Christina’s death at the end of the movie is thrown into some doubt when a young student at the boarding school says that he saw her and spoke to her, but this, too, supports our sense of her character as a religious martyr. Christina dies terrified by Michel’s apparent return from the grave, her heart finally exhausted by fear, but we know that death was inevitable for her, anyway. Michel has merely hastened the event. Michel and Nicole are caught and punished for their actions, which gives us a sense of justice in this world for Christina, but the anecdotal account of her return suggests spiritual justice, too. There is no reason to think that Christina is physically alive at the end of the movie – that would merely be a stay of execution for her, and nothing in the film implies that she stages her death as Michel had staged his. Instead, the story of her reappearance and kindness to the boy convey an idea of Christina’s soul being preserved; she is free now from her own ruined body and her antagonists’ cruelty.

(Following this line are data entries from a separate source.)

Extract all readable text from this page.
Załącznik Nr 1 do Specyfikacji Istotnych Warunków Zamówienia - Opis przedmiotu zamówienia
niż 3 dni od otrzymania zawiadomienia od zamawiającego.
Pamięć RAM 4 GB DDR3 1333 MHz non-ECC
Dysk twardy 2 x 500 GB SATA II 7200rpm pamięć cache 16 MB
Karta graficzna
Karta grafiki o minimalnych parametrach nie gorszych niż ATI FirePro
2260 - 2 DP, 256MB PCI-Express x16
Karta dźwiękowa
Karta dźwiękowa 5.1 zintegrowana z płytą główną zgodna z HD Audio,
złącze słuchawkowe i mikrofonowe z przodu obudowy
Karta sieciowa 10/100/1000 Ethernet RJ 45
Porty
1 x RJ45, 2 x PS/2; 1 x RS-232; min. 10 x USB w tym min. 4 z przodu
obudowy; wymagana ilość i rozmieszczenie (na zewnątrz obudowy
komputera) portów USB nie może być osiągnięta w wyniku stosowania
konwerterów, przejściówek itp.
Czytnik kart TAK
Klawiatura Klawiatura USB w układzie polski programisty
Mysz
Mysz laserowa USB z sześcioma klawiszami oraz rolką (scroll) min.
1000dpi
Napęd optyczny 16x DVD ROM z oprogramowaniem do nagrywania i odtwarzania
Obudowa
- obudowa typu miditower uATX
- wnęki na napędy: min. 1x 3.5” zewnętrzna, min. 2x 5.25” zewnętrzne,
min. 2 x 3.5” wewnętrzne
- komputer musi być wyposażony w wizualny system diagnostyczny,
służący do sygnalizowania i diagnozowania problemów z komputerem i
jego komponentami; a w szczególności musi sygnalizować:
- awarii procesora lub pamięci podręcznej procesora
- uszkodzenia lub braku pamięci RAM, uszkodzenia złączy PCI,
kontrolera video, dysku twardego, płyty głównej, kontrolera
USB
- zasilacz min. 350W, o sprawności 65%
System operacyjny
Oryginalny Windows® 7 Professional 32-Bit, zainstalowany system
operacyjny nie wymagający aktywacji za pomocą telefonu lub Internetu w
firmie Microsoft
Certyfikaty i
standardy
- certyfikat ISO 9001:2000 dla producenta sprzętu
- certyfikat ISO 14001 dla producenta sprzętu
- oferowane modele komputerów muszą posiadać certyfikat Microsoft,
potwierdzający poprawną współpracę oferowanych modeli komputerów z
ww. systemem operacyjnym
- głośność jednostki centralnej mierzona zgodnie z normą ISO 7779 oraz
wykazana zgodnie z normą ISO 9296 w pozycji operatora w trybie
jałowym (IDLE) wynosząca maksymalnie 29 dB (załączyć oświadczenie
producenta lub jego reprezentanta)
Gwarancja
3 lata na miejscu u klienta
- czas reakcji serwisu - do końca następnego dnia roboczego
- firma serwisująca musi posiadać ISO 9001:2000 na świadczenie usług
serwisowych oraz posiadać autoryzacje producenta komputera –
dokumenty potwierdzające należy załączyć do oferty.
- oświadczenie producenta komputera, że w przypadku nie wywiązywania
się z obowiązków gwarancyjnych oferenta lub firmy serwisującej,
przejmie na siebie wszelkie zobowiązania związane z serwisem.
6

For a religious martyr, that’s as good an ending as one is going to get.

If you like Les Diaboliques, try other twisted thrillers like Gaslight (1944), The Spiral Staircase (1945), and, of course, Vertigo (1959), which also began as a story by Pierre Boileau and Thomas Narcejac. For a better sense of the religious overtones of the film, try watching The Passion of Joan of Arc (1928) first and then looking at Clouzot’s representation of Christina again.